The Biblical Job

Many readers of Peanuts will know that Sparky spent several years after returning from his military service in 1946, attending the Church of God in St. Paul, where he enjoyed both its youth groups and the Bible study classes.

Fans may also know that Sparky taught a Bible study class at the Methodist Church in Sebastopol after he and his family moved there in 1958. He said his ‘teaching’ always turned to what his classmates thought about the meaning of whatever Bible chapter they had chosen to read and study that week. This comic strip, from August 9, 1976,  seemed to sum up his philosophy.

This Peanuts comic strip was first published on August 9, 1976.

 

Nevertheless, Sparky enjoyed inserting his biblical knowledge into the strip, but we will rarely know the specific cause of how that particular idea presented itself to him at the time that he was sitting at his drawing board. Here are some that I happen to like:

This Peanuts comic strip was first published on November 5, 1996.

This Peanuts comic strip was first published on December 18, 1987.

This Peanuts comic strip was first published on May 10, 1988.

This Peanuts comic strip was first published on August 29, 1987.

 

This Peanuts comic strip was first published on July 18, 1976.

 

When I saw this strip from 1976, it took me back to sometime in the late 1990s when Sparky was pondering out loud the trial of Job, and the significance of that biblical story.

So I went to my Bible, remembering that Sparky had said he preferred The Interpreter’s Bible.
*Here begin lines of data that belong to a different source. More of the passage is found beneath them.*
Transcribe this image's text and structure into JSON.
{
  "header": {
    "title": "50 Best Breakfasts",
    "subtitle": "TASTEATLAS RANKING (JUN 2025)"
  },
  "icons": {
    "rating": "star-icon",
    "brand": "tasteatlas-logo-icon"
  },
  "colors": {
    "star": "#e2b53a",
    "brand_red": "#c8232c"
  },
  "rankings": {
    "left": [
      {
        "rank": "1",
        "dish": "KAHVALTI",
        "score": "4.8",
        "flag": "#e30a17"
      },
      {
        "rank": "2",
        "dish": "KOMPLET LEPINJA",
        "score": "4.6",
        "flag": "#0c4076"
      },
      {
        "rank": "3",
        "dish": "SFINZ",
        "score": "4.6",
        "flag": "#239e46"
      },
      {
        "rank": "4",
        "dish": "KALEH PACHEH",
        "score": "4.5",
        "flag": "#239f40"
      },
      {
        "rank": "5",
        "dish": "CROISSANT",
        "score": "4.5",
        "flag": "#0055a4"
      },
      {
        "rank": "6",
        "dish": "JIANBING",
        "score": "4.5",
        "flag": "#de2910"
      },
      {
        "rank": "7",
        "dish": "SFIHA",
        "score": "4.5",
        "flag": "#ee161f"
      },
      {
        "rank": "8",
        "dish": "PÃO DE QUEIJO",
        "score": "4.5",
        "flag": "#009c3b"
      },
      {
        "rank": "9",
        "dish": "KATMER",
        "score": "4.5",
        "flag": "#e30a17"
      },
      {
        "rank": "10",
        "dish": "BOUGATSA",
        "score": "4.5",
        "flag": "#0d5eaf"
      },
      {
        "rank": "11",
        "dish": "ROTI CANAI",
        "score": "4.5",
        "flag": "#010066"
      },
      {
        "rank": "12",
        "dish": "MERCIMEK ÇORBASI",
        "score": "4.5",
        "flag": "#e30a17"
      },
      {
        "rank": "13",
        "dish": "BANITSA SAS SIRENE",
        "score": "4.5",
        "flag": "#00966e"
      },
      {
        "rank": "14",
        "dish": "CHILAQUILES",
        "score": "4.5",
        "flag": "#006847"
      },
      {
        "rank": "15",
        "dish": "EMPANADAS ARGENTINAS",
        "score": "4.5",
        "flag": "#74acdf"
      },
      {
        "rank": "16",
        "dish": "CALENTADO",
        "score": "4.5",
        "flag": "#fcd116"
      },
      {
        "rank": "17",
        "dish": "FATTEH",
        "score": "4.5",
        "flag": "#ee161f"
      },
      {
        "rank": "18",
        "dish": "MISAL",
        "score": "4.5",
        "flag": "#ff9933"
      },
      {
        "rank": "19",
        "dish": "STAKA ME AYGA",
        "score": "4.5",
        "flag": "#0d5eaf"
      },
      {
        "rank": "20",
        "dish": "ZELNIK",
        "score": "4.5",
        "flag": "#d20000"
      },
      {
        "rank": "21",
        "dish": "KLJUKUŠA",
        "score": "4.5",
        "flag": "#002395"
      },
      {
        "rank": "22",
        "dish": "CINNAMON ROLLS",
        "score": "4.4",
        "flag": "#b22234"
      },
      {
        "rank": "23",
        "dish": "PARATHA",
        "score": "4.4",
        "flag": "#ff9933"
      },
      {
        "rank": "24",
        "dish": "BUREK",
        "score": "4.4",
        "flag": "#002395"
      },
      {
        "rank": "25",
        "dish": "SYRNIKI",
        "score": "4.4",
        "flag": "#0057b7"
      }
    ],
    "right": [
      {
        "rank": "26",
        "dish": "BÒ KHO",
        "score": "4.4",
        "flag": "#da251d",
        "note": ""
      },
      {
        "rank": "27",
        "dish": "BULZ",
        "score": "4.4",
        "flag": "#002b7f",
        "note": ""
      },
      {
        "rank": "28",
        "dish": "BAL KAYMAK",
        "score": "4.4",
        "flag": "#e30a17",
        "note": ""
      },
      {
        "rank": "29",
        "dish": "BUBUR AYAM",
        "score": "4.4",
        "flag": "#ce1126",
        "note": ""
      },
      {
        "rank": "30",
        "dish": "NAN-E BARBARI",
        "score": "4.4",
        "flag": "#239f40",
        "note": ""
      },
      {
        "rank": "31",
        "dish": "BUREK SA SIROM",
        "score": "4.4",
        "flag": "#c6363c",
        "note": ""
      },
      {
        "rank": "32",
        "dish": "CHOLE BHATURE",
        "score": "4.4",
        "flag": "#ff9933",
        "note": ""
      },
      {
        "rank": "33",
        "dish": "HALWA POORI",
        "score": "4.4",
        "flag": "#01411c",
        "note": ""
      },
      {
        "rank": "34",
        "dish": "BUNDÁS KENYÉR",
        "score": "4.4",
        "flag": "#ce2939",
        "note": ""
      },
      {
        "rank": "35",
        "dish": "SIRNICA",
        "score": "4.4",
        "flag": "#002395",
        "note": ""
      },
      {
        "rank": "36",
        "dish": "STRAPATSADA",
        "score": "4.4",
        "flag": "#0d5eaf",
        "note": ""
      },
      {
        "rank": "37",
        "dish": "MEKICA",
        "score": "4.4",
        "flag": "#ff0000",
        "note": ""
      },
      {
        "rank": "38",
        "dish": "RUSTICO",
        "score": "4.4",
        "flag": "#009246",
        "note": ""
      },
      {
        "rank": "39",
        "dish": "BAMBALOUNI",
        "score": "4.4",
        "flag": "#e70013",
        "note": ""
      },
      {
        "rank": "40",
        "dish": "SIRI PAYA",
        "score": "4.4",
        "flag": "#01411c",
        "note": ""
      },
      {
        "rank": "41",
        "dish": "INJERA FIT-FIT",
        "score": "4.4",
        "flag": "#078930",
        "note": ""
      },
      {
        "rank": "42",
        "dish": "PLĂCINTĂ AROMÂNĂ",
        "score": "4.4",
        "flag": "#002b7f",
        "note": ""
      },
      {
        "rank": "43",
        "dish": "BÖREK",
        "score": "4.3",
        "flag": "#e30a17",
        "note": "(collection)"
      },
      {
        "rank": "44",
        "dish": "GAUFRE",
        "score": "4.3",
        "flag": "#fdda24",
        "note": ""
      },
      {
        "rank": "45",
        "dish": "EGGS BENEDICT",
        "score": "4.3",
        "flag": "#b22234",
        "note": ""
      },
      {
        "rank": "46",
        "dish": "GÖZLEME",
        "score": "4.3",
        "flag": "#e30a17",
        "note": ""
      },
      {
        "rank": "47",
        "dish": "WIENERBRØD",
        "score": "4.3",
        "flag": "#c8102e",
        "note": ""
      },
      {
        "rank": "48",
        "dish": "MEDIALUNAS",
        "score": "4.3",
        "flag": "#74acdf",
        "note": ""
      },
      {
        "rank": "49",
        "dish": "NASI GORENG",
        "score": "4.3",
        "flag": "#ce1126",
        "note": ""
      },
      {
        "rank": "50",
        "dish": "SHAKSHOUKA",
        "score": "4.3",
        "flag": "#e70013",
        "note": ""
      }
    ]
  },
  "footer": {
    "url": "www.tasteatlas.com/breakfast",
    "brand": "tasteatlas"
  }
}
However, the Bible I have is The Open Bible, The New King James Version.

I am not exactly sure how this Bible came to be in my bedroom, but I know that I lost my earlier Bible some years ago in a fire, and this Bible appeared.

I wanted to see where Linus’s words appeared in the story, and I had to start from the beginning:

It appears that the story of Job becomes a contest between God and Satan. (in very gross terms.)
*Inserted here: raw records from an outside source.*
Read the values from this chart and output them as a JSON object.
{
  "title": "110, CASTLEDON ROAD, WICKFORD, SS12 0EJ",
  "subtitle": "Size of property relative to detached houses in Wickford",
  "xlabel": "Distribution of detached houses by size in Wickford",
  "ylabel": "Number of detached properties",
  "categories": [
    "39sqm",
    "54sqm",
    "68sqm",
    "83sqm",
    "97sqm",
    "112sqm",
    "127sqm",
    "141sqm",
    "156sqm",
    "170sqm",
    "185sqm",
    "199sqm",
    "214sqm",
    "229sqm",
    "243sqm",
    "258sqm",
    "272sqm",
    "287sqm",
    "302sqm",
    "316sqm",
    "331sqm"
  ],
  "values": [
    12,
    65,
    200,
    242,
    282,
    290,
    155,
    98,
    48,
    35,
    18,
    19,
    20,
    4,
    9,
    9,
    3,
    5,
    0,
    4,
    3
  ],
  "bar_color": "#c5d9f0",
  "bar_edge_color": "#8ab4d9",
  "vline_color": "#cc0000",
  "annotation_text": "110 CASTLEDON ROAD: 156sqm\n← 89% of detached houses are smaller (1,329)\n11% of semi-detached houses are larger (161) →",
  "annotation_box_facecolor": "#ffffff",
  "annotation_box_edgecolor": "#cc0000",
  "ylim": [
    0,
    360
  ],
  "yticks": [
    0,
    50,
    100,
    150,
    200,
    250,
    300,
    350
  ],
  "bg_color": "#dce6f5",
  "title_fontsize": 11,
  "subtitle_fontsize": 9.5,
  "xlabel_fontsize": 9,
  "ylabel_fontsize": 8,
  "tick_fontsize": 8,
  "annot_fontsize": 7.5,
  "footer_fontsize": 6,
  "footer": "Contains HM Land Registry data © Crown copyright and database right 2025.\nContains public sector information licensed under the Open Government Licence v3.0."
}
Job beginning as a great man with many good aspects to his life, who gets caught in Satan’s contest with God.

Satan’s premise is that no one loves God from pure motives but only from material blessings that he (or she, which the Bible doesn’t mention) is fortunate enough to have received.
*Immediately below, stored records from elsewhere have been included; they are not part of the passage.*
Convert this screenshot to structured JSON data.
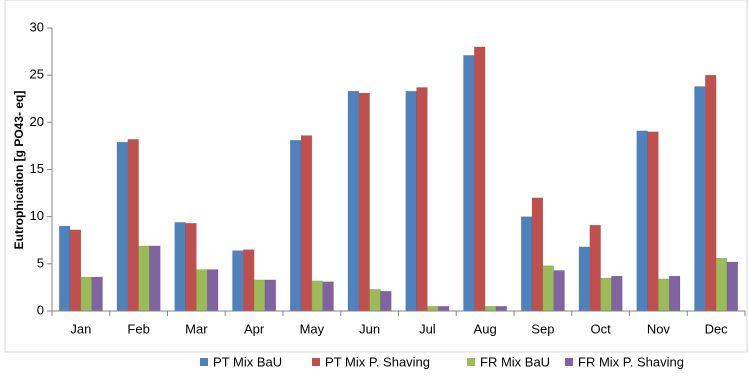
{
  "chart_data": {
    "type": "bar",
    "y_label": "Eutrophication [g PO43- eq]",
    "categories": [
      "Jan",
      "Feb",
      "Mar",
      "Apr",
      "May",
      "Jun",
      "Jul",
      "Aug",
      "Sep",
      "Oct",
      "Nov",
      "Dec"
    ],
    "series": [
      {
        "name": "PT Mix BaU",
        "color": "#4f81bd",
        "values": [
          9.0,
          17.9,
          9.4,
          6.4,
          18.1,
          23.3,
          23.3,
          27.1,
          10.0,
          6.8,
          19.1,
          23.8
        ]
      },
      {
        "name": "PT Mix P. Shaving",
        "color": "#c0504d",
        "values": [
          8.6,
          18.2,
          9.3,
          6.5,
          18.6,
          23.1,
          23.7,
          28.0,
          12.0,
          9.1,
          19.0,
          25.0
        ]
      },
      {
        "name": "FR Mix BaU",
        "color": "#9bbb59",
        "values": [
          3.6,
          6.9,
          4.4,
          3.3,
          3.2,
          2.3,
          0.5,
          0.5,
          4.8,
          3.5,
          3.4,
          5.6
        ]
      },
      {
        "name": "FR Mix P. Shaving",
        "color": "#8064a2",
        "values": [
          3.6,
          6.9,
          4.4,
          3.3,
          3.1,
          2.1,
          0.5,
          0.5,
          4.3,
          3.7,
          3.7,
          5.2
        ]
      }
    ],
    "ylim": [
      0,
      30
    ],
    "yticks": [
      0,
      5,
      10,
      15,
      20,
      25,
      30
    ],
    "grid": false,
    "legend": "bottom"
  }
}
Job becomes, if you will forgive my modern slang, a test case.

To refute Satan, God allows him to strike Job with a series of assaults.

In the story, bad fortune befalls Job, and though friends try to talk to him, he is not mollified and lashes out at God.

That is when God confronts him with the words (more or less, depending on which Bible you read) that Linus quotes to Charlie Brown in the strip.

What interests me enormously are the passages Sparky chose – a very poetic and also magical selection, ‘Who shut in the sea with doors when it burst forth from the womb?’,

 ‘Who can tilt the waterskins of the heavens?’, and ‘Who laid its cornerstone when its morning stars sang together?’

It is all very lovely to me, and I can imagine Sparky rolling the words around in his head as he wrote them.

In the story of Job, you may see some of Charlie Brown’s patience and perseverance.